How will this requirement for pilots be met? When evaluating the supply of pilots, it is important to note that the pandemic has done significant damage to both the perception of the pilot profession and the global pilot training infrastructure itself. Supply of experienced pilots is limited, during the pandemic around half of the world’s pilots were not required and for a period of almost three years a large number of experienced pilots did not take to the skies. This has led to a lot of experienced pilots leaving the profession with a large number of them not coming back to the airline cockpit as they have adjusted to another profession.

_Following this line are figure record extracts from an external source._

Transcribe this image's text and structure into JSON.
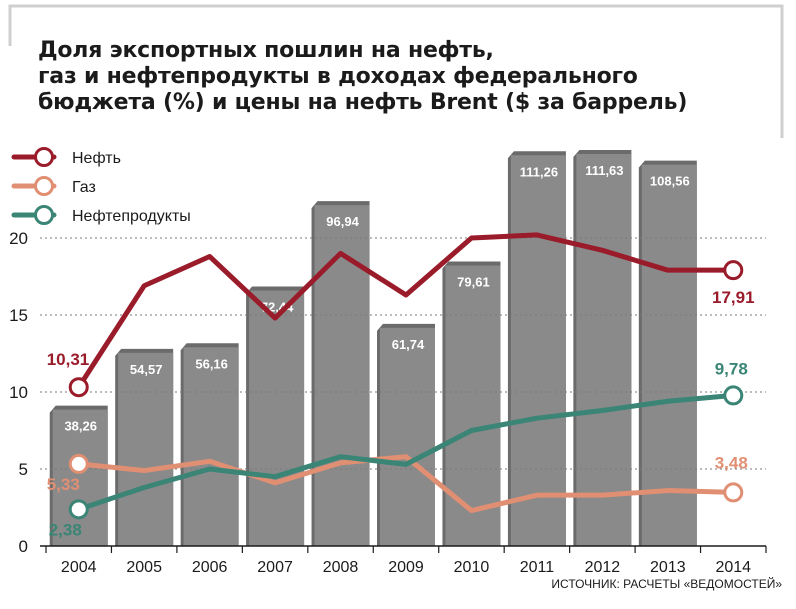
{
  "title_lines": [
    "Доля экспортных пошлин на нефть,",
    "газ и нефтепродукты в доходах федерального",
    "бюджета (%) и цены на нефть Brent ($ за баррель)"
  ],
  "source": "ИСТОЧНИК: РАСЧЕТЫ «ВЕДОМОСТЕЙ»",
  "colors": {
    "oil": "#9a1b2a",
    "gas": "#e08f73",
    "products": "#3a8576",
    "bar": "#8a8a8a",
    "bar_dark": "#6b6b6b",
    "frame": "#cfcfcf"
  },
  "chart_data": {
    "type": "bar",
    "categories": [
      "2004",
      "2005",
      "2006",
      "2007",
      "2008",
      "2009",
      "2010",
      "2011",
      "2012",
      "2013",
      "2014"
    ],
    "y_left": {
      "ticks": [
        0,
        5,
        10,
        15,
        20
      ],
      "ylim": [
        0,
        22
      ],
      "unit": "%"
    },
    "bars": {
      "values": [
        38.26,
        54.57,
        56.16,
        72.44,
        96.94,
        61.74,
        79.61,
        111.26,
        111.63,
        108.56,
        null
      ],
      "labels": [
        "38,26",
        "54,57",
        "56,16",
        "72,44",
        "96,94",
        "61,74",
        "79,61",
        "111,26",
        "111,63",
        "108,56",
        ""
      ],
      "unit": "$ за баррель"
    },
    "series": [
      {
        "name": "Нефть",
        "key": "oil",
        "values": [
          10.31,
          16.9,
          18.8,
          14.8,
          19.0,
          16.3,
          20.0,
          20.2,
          19.2,
          17.91,
          17.91
        ],
        "start_label": "10,31",
        "end_label": "17,91"
      },
      {
        "name": "Газ",
        "key": "gas",
        "values": [
          5.33,
          4.9,
          5.5,
          4.1,
          5.4,
          5.8,
          2.3,
          3.3,
          3.3,
          3.6,
          3.48
        ],
        "start_label": "5,33",
        "end_label": "3,48"
      },
      {
        "name": "Нефтепродукты",
        "key": "products",
        "values": [
          2.38,
          3.8,
          5.0,
          4.5,
          5.8,
          5.3,
          7.5,
          8.3,
          8.8,
          9.4,
          9.78
        ],
        "start_label": "2,38",
        "end_label": "9,78"
      }
    ],
    "legend_position": "top-left",
    "grid": true
  }
}
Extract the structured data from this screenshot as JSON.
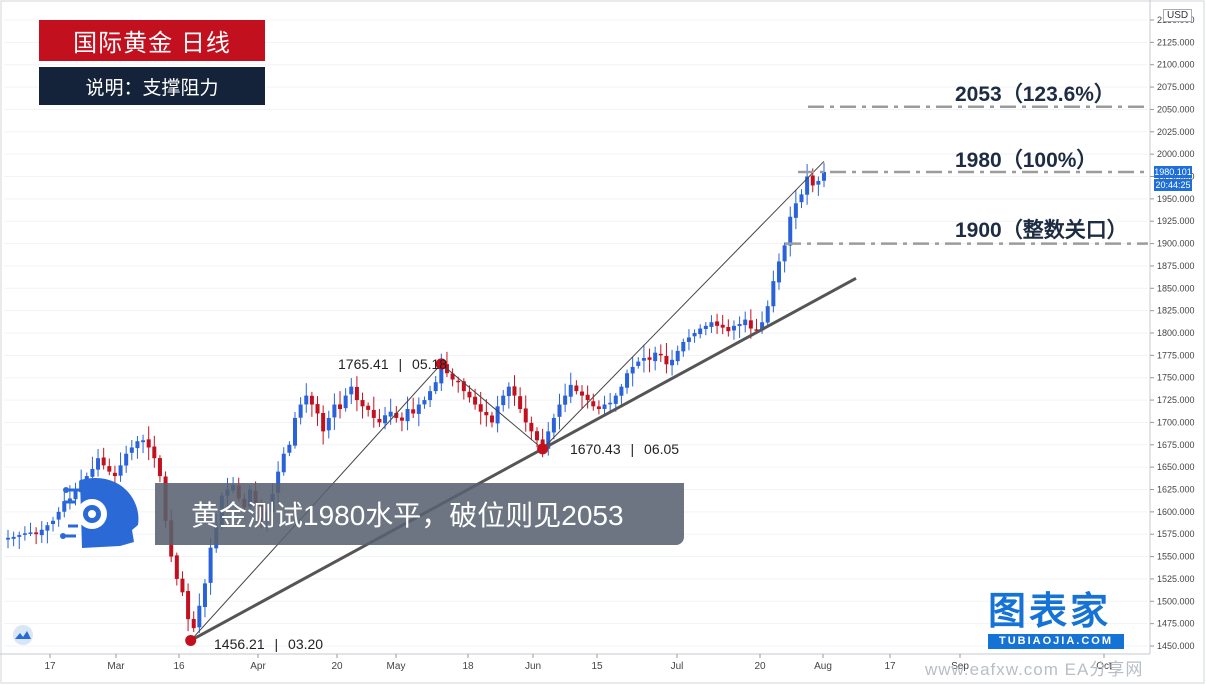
{
  "header": {
    "title": "国际黄金 日线",
    "subtitle": "说明：支撑阻力"
  },
  "caption": "黄金测试1980水平，破位则见2053",
  "brand": {
    "name": "图表家",
    "url": "TUBIAOJIA.COM"
  },
  "watermark": "www.eafxw.com EA分享网",
  "colors": {
    "up_candle": "#2962d9",
    "down_candle": "#c3101e",
    "title_bg": "#c3101e",
    "subtitle_bg": "#14233a",
    "pivot": "#c3101e",
    "level_line": "#9c9c9c",
    "trendline": "#555555"
  },
  "chart_data": {
    "type": "candlestick",
    "currency": "USD",
    "y_axis": {
      "min": 1450,
      "max": 2150,
      "step": 25,
      "tick_labels": [
        "1450.000",
        "1475.000",
        "1500.000",
        "1525.000",
        "1550.000",
        "1575.000",
        "1600.000",
        "1625.000",
        "1650.000",
        "1675.000",
        "1700.000",
        "1725.000",
        "1750.000",
        "1775.000",
        "1800.000",
        "1825.000",
        "1850.000",
        "1875.000",
        "1900.000",
        "1925.000",
        "1950.000",
        "1975.000",
        "2000.000",
        "2025.000",
        "2050.000",
        "2075.000",
        "2100.000",
        "2125.000",
        "2150.000"
      ]
    },
    "x_axis_labels": [
      "17",
      "Mar",
      "16",
      "Apr",
      "20",
      "May",
      "18",
      "Jun",
      "15",
      "Jul",
      "20",
      "Aug",
      "17",
      "Sep",
      "Oct"
    ],
    "last_price": "1980.101",
    "countdown": "20:44:25",
    "levels": [
      {
        "value": 2053,
        "label": "2053（123.6%）"
      },
      {
        "value": 1980,
        "label": "1980（100%）"
      },
      {
        "value": 1900,
        "label": "1900（整数关口）"
      }
    ],
    "pivots": [
      {
        "price": 1456.21,
        "price_label": "1456.21",
        "date_label": "03.20"
      },
      {
        "price": 1765.41,
        "price_label": "1765.41",
        "date_label": "05.18"
      },
      {
        "price": 1670.43,
        "price_label": "1670.43",
        "date_label": "06.05"
      }
    ],
    "closes": [
      1571,
      1572,
      1574,
      1576,
      1577,
      1575,
      1580,
      1585,
      1590,
      1600,
      1612,
      1615,
      1623,
      1635,
      1640,
      1648,
      1660,
      1652,
      1645,
      1640,
      1652,
      1665,
      1672,
      1679,
      1680,
      1672,
      1660,
      1640,
      1590,
      1550,
      1525,
      1510,
      1480,
      1470,
      1495,
      1520,
      1560,
      1585,
      1618,
      1625,
      1630,
      1615,
      1605,
      1625,
      1610,
      1590,
      1600,
      1620,
      1645,
      1665,
      1675,
      1705,
      1720,
      1730,
      1720,
      1710,
      1690,
      1705,
      1720,
      1715,
      1730,
      1740,
      1725,
      1718,
      1714,
      1705,
      1700,
      1708,
      1712,
      1705,
      1702,
      1715,
      1710,
      1720,
      1725,
      1735,
      1745,
      1765,
      1755,
      1748,
      1745,
      1735,
      1728,
      1720,
      1712,
      1708,
      1700,
      1718,
      1730,
      1740,
      1730,
      1715,
      1700,
      1690,
      1680,
      1670.43,
      1690,
      1705,
      1720,
      1730,
      1742,
      1735,
      1730,
      1725,
      1718,
      1715,
      1720,
      1722,
      1730,
      1740,
      1755,
      1762,
      1768,
      1772,
      1770,
      1778,
      1775,
      1765,
      1770,
      1780,
      1790,
      1795,
      1800,
      1805,
      1808,
      1812,
      1808,
      1806,
      1802,
      1808,
      1810,
      1815,
      1805,
      1803,
      1812,
      1830,
      1858,
      1880,
      1898,
      1930,
      1945,
      1955,
      1975,
      1965,
      1970,
      1980.1
    ]
  }
}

The supply of new pilots is impacted by both the number of student pilots in training and the total capacity of the global flight training infrastructure. Due to travel restrictions and a lack of demand from aspiring pilots the industry witnessed almost three years in which pilot training organisations enrolled a much smaller number of new student pilots. The enrolments in 2020, 2021 and 2022 have an impact on the number of new first officers entering the industry in 2023 and the subsequent years as to become a commercial pilot it takes between one and three years. In addition due to the low demand for the pilot profession for a number of years a large number of flight schools globally shut down resulting in a reduced global pilot training capacity to train new pilots in 2023 than in 2019. Even now when demand for pilot training is significantly strong again, boosted by the high compensation on offer for pilots and airline abinitio pilot cadet training programs, there continues to be a large number of pilot training organisations around the world that are shutting down due to not having enough instructors to train new pilots. The reason for why there are not enough instructors? High demand for pilots and attractive compensation from airlines create an environment that makes it difficult for flight schools to retain the instructors.

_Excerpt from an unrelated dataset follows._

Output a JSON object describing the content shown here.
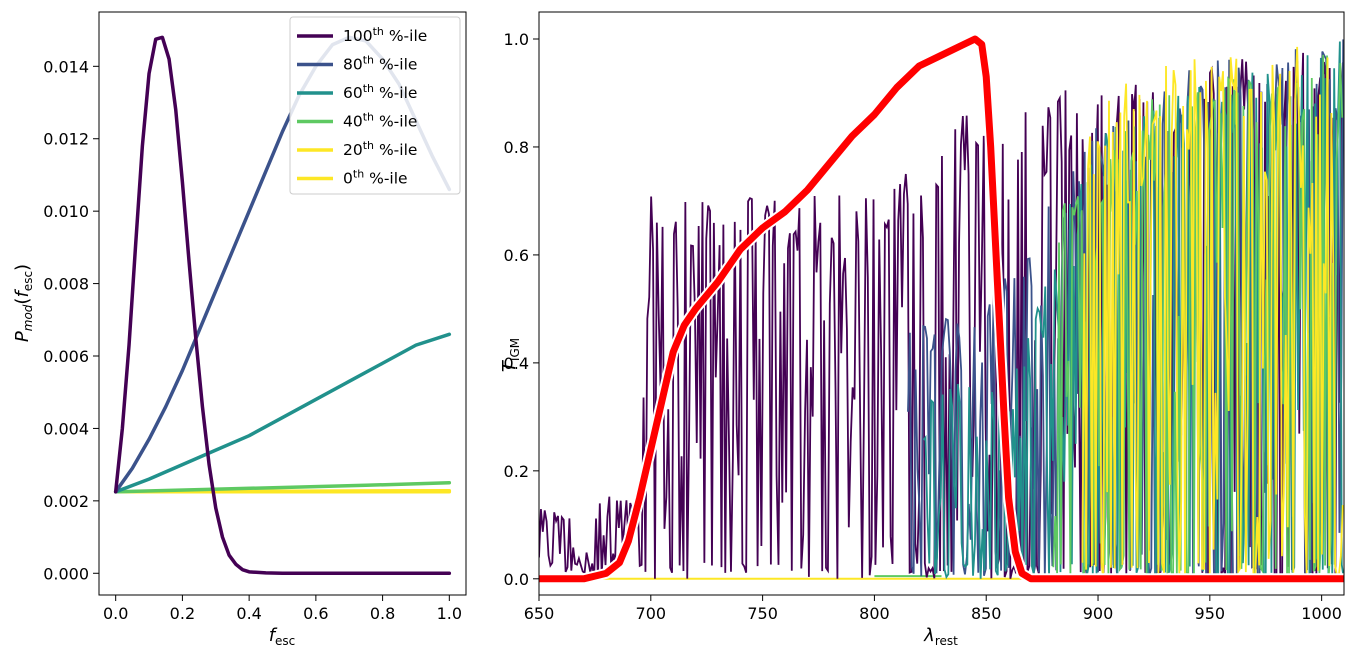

Looking ahead, this imbalance between the demand for qualified pilot and the supply from the global pilot training infrastructure will continue as the pilot training industry requires time to scale up to meet the demand. Airlines will become more active in terms of supporting the supply of new qualified pilots by launching ab-initio cadet pilot training programs (with many of them subsidised by the airline) or in certain situations take control of the pilot training infrastructure to accelerate scalability. The greatest benefactors of this demand and supply imbalance are existing qualified pilots and aspiring pilots. There has never been a better time for well-trained pilots or aspiring pilot to pursue career opportunities in cockpits around the world.